# Amazon blackwater biotope lighting 150L



## Kakarot (13 Oct 2016)

Hey all,
I'm going to be setting up an Amazon blackwater biotope and was just curious if anyone has done a similar setup, I want the light to be focused in the centre of the aquarium with shaded/darker areas at both ends. I still need to build a double aquarium stand so it's going to be a few weeks away but I just want to get some bits together.
At the moment I have an ikea work lamp with an 18w 1040lm compact fluro daylight 5k bulb, has anyone used a similar lamp? and was this bright enough/too bright?
The aquarium I have is a 92 x 50 x 36cm and I'd like to have 4 Peruvian Angels and a small shoal of either rummy nose or cardinals.
Thanks in advance!


----------



## alto (13 Oct 2016)

No idea on the particular lamp - except that CF are my least favorite -  but LED gives the best "spotlight" shimmer/pool effect
Intensity/brightness of the lamp depends on your goals re plant species/growth 




Kakarot said:


> 4 Peruvian Angels


Wild P. scalare 'Rio Nanay'




Kakarot said:


> aquarium I have is a 92 x 50 x 36cm


Not sure if this tank is 50cm tall (or 36) - in general taller tanks are recommended for angels as these are good sized fish (unless stunted) & fin span is easily 20 - 30 cm
(I had a young veil fin domestic pair with 35cm fin span & altums that were considerably bigger bodied with taller fin span)


----------



## rebel (13 Oct 2016)

Kessil range is good. Check them out. Newest is A80.


----------



## Kakarot (14 Oct 2016)

Thanks for the replies,
Sorry I should have been clearer...its 50cm high, I chose this aquarium as from the research I've done it would be tall enough for angels!
For plant species I would like Vallis and Sword plants to keep true to the biotope, so I'm not sure just how dark my water can be before it starts the inhibit plant growth, a planted aquarium is more important to me than the blackwater, so I can always go for a similar setup with clearer water if need be.
I'll definitely look in to LED bulbs and check out the Kessil range, thank you.


----------



## alto (14 Oct 2016)

Kessil is a great LED but you might email re the suitability of the A80 (I believe the freshwater version Tuna Sun is listed for Dec release) for a deeper tank
 - the A80 Tuna Blue is promoted for nano tanks ... the marine version is getting interest re the outstanding reflector system, also silent (fanless LED)
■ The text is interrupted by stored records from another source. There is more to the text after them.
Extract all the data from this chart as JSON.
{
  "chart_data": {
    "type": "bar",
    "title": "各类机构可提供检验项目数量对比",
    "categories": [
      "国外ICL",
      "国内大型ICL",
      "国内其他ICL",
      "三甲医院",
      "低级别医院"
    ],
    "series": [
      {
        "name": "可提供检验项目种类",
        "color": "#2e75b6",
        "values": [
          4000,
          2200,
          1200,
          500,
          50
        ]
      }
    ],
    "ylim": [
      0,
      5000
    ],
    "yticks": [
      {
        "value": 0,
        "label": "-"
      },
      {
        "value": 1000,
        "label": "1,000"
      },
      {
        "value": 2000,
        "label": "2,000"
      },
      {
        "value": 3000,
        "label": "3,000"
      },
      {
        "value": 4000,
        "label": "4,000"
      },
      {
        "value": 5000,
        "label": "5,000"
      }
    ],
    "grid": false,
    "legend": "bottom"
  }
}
Once established most plants are less sensitive to blackwater "dimming" 

(I run 2 Kessil A160 Tuna Sun on a 90cm x 45cm x 55 cm)


----------



## PARAGUAY (14 Oct 2016)

l am sure George Farmer did one with wood only, Nathan Hill did a Discus set up were the tank is in half shade and dominated by huge bog wood and the Kessil luminates only half the tank,l believe he only used floating frogbit (for plant growth reasons mentioned)that would look great l would think with Cardinals,Rummynoses as well.Both of these are from PFK sorry no link but you could check website.My personal favourite is photographer Jonny Jensons tetra,catfish Amazon biotope based on a dark mangrove,I think he compromised on planting with similar looking ones again it was a feature in PFK and could be on the website


----------



## Kakarot (14 Oct 2016)

I'll check out the kessil lights if my current cfl doesn't do the job, but due to my budget if I don't have to spend it I probably wont. I've been a PFK reader for years and I remember the article you mentioned, I'll have a re read online but that's the type I'd like, but as you advise Alto I'll start it as a clear water and maybe see about adding some tannins to the water later. I would like some frogbit too. Thanks guys


----------